In the preceding figure, ID1, ID2, ID3, ID4, ID5, and ID6 represent event IDs. Each event ID corresponds to the movement status of a piece of stored data, ensuring the correctness and consistency of data operations.

Note the following:
  • You are advised to obtain the event ID through the AllocEventID or FetchEventID API to ensure its validity.
  • The number of event IDs is limited. After using an event ID, call ReleaseEventID immediately to release the event ID, preventing event ID exhaustion and ensuring normal system operating.
  • SetFlag and WaitFlag must be used in pairs, and their parameters must be completely the same (including the template parameters and event ID). If they do not match, the computation of the current core may be abnormal, or the execution of the operator on the next core may be affected, causing a timeout.

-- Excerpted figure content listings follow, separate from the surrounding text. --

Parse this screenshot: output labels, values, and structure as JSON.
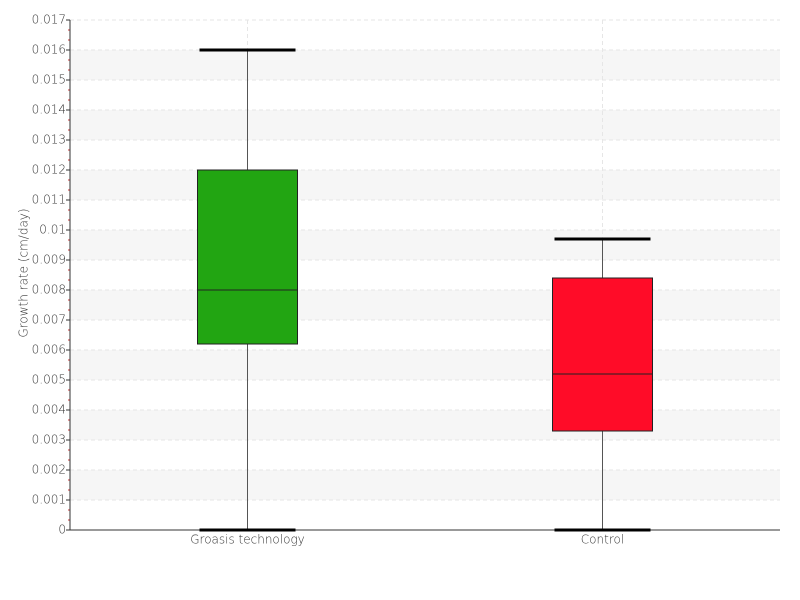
{
  "chart_data": {
    "type": "box",
    "y_label": "Growth rate (cm/day)",
    "categories": [
      "Groasis technology",
      "Control"
    ],
    "boxes": [
      {
        "min": 0,
        "q1": 0.0062,
        "median": 0.008,
        "q3": 0.012,
        "max": 0.016,
        "color": "#22a512"
      },
      {
        "min": 0,
        "q1": 0.0033,
        "median": 0.0052,
        "q3": 0.0084,
        "max": 0.0097,
        "color": "#ff0c28"
      }
    ],
    "ylim": [
      0,
      0.017
    ],
    "yticks": [
      0,
      0.001,
      0.002,
      0.003,
      0.004,
      0.005,
      0.006,
      0.007,
      0.008,
      0.009,
      0.01,
      0.011,
      0.012,
      0.013,
      0.014,
      0.015,
      0.016,
      0.017
    ],
    "grid": true
  }
}
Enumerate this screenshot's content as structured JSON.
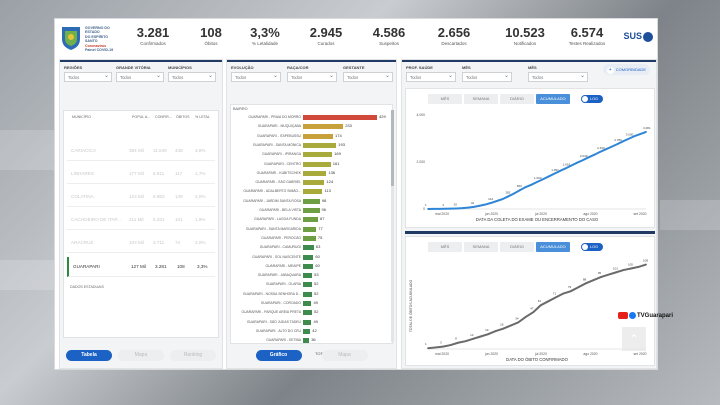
{
  "kpis": [
    {
      "value": "3.281",
      "label": "Confirmados"
    },
    {
      "value": "108",
      "label": "Óbitos"
    },
    {
      "value": "3,3%",
      "label": "% Letalidade"
    },
    {
      "value": "2.945",
      "label": "Curados"
    },
    {
      "value": "4.586",
      "label": "Suspeitos"
    },
    {
      "value": "2.656",
      "label": "Descartados"
    },
    {
      "value": "10.523",
      "label": "Notificados"
    },
    {
      "value": "6.574",
      "label": "Testes Realizados"
    }
  ],
  "logo": {
    "line1": "GOVERNO DO ESTADO",
    "line2": "DO ESPÍRITO SANTO",
    "line3": "Coronavírus",
    "line4": "Painel COVID-19"
  },
  "sus_label": "SUS",
  "panel1": {
    "filters": [
      {
        "label": "REGIÕES",
        "value": "Todos"
      },
      {
        "label": "GRANDE VITÓRIA",
        "value": "Todos"
      },
      {
        "label": "MUNICÍPIOS",
        "value": "Todos"
      }
    ],
    "columns": [
      "MUNICÍPIO",
      "POPUL A...",
      "CONFIR...",
      "ÓBITOS",
      "% LETAL"
    ],
    "rows": [
      {
        "name": "CARIACICA",
        "pop": "384 Mil",
        "conf": "11.649",
        "obitos": "438",
        "letal": "3,8%"
      },
      {
        "name": "LINHARES",
        "pop": "177 Mil",
        "conf": "6.911",
        "obitos": "117",
        "letal": "1,7%"
      },
      {
        "name": "COLATINA",
        "pop": "123 Mil",
        "conf": "6.853",
        "obitos": "139",
        "letal": "2,0%"
      },
      {
        "name": "CACHOEIRO DE ITAP...",
        "pop": "211 Mil",
        "conf": "5.331",
        "obitos": "101",
        "letal": "1,9%"
      },
      {
        "name": "ARACRUZ",
        "pop": "103 Mil",
        "conf": "3.711",
        "obitos": "74",
        "letal": "2,0%"
      },
      {
        "name": "GUARAPARI",
        "pop": "127 Mil",
        "conf": "3.281",
        "obitos": "108",
        "letal": "3,3%"
      }
    ],
    "footer": "DADOS ESTADUAIS",
    "tabs": [
      "Tabela",
      "Mapa",
      "Ranking"
    ]
  },
  "panel2": {
    "filters": [
      {
        "label": "EVOLUÇÃO",
        "value": "Todos"
      },
      {
        "label": "RAÇA/COR",
        "value": "Todos"
      },
      {
        "label": "GESTANTE",
        "value": "Todos"
      }
    ],
    "axis_label": "BAIRRO",
    "footer": "TOTAL DE CONFIRMADOS",
    "tabs": [
      "Gráfico",
      "Mapa"
    ]
  },
  "panel3": {
    "filters": [
      {
        "label": "PROF. SAÚDE",
        "value": "Todos"
      },
      {
        "label": "MÊS",
        "value": "Todos"
      },
      {
        "label": "MÊS",
        "value": "Todos"
      }
    ],
    "add_label": "COMORBIDADE",
    "chart_tabs": [
      "MÊS",
      "SEMANA",
      "DIÁRIO",
      "ACUMULADO"
    ],
    "toggle_label": "LOG"
  },
  "watermark": "TVGuarapari",
  "chart_data": [
    {
      "type": "bar",
      "categories": [
        "GUARAPARI - PRAIA DO MORRO",
        "GUARAPARI - MUQUIÇABA",
        "GUARAPARI - ITAPEBUSSU",
        "GUARAPARI - SANTA MÔNICA",
        "GUARAPARI - IPIRANGA",
        "GUARAPARI - CENTRO",
        "GUARAPARI - KUBITSCHEK",
        "GUARAPARI - SÃO GABRIEL",
        "GUARAPARI - ADALBERTO SIMÃO...",
        "GUARAPARI - JARDIM SANTA ROSA",
        "GUARAPARI - BELA VISTA",
        "GUARAPARI - LAGOA FUNDA",
        "GUARAPARI - SANTA MARGARIDA",
        "GUARAPARI - PEROCÃO",
        "GUARAPARI - CAMURUGI",
        "GUARAPARI - SOL NASCENTE",
        "GUARAPARI - MEAÍPE",
        "GUARAPARI - JABAQUARA",
        "GUARAPARI - OLARIA",
        "GUARAPARI - NOSSA SENHORA D...",
        "GUARAPARI - COROADO",
        "GUARAPARI - PARQUE AREIA PRETA",
        "GUARAPARI - SÃO JUDAS TADEU",
        "GUARAPARI - ALTO DO CÉU",
        "GUARAPARI - SETIBA"
      ],
      "values": [
        429,
        233,
        174,
        193,
        169,
        161,
        136,
        124,
        113,
        98,
        96,
        87,
        77,
        75,
        63,
        60,
        60,
        53,
        52,
        52,
        49,
        52,
        49,
        42,
        36
      ],
      "xlabel": "TOTAL DE CONFIRMADOS",
      "ylabel": "BAIRRO"
    },
    {
      "type": "line",
      "title": "",
      "xlabel": "DATA DA COLETA DO EXAME OU ENCERRAMENTO DO CASO",
      "x_ticks": [
        "mai 2020",
        "jun 2020",
        "jul 2020",
        "ago 2020",
        "set 2020"
      ],
      "yticks": [
        "0",
        "2.000",
        "4.000"
      ],
      "ylim": [
        0,
        4000
      ],
      "series": [
        {
          "values": [
            1,
            3,
            6,
            10,
            14,
            22,
            35,
            60,
            90,
            140,
            190,
            260,
            340,
            420,
            540,
            660,
            800,
            930,
            1030,
            1150,
            1260,
            1380,
            1500,
            1620,
            1730,
            1850,
            1970,
            2080,
            2200,
            2310,
            2430,
            2540,
            2650,
            2760,
            2880,
            2990,
            3100,
            3190,
            3281
          ]
        }
      ],
      "data_labels": [
        "1",
        "4",
        "20",
        "42",
        "144",
        "282",
        "660",
        "1.000",
        "1.357",
        "1.619",
        "2.049",
        "2.433",
        "2.780",
        "3.000",
        "3.281"
      ]
    },
    {
      "type": "line",
      "xlabel": "DATA DO ÓBITO CONFIRMADO",
      "ylabel": "TOTAL DE ÓBITOS ACUMULADO",
      "x_ticks": [
        "mai 2020",
        "jun 2020",
        "jul 2020",
        "ago 2020",
        "set 2020"
      ],
      "ylim": [
        0,
        110
      ],
      "series": [
        {
          "values": [
            1,
            2,
            3,
            5,
            8,
            10,
            13,
            16,
            19,
            23,
            26,
            30,
            34,
            41,
            47,
            56,
            61,
            66,
            71,
            74,
            79,
            84,
            88,
            92,
            95,
            98,
            101,
            103,
            105,
            108
          ]
        }
      ],
      "data_labels": [
        "1",
        "3",
        "8",
        "13",
        "19",
        "26",
        "34",
        "47",
        "61",
        "71",
        "79",
        "88",
        "95",
        "101",
        "105",
        "108"
      ]
    }
  ]
}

    For example, SetFlag<HardEvent::S_MTE3>(1) and SetFlag<HardEvent::MTE3_MTE1>(1) set different event IDs because their template parameters are different. They set the same event ID only when their template parameters and event IDs are the same.

  • Do not set the same event ID consecutively. Otherwise, the event status may be disordered or not correctly processed.

Inter-core synchronization

This hardware architecture does not support inter-core synchronization.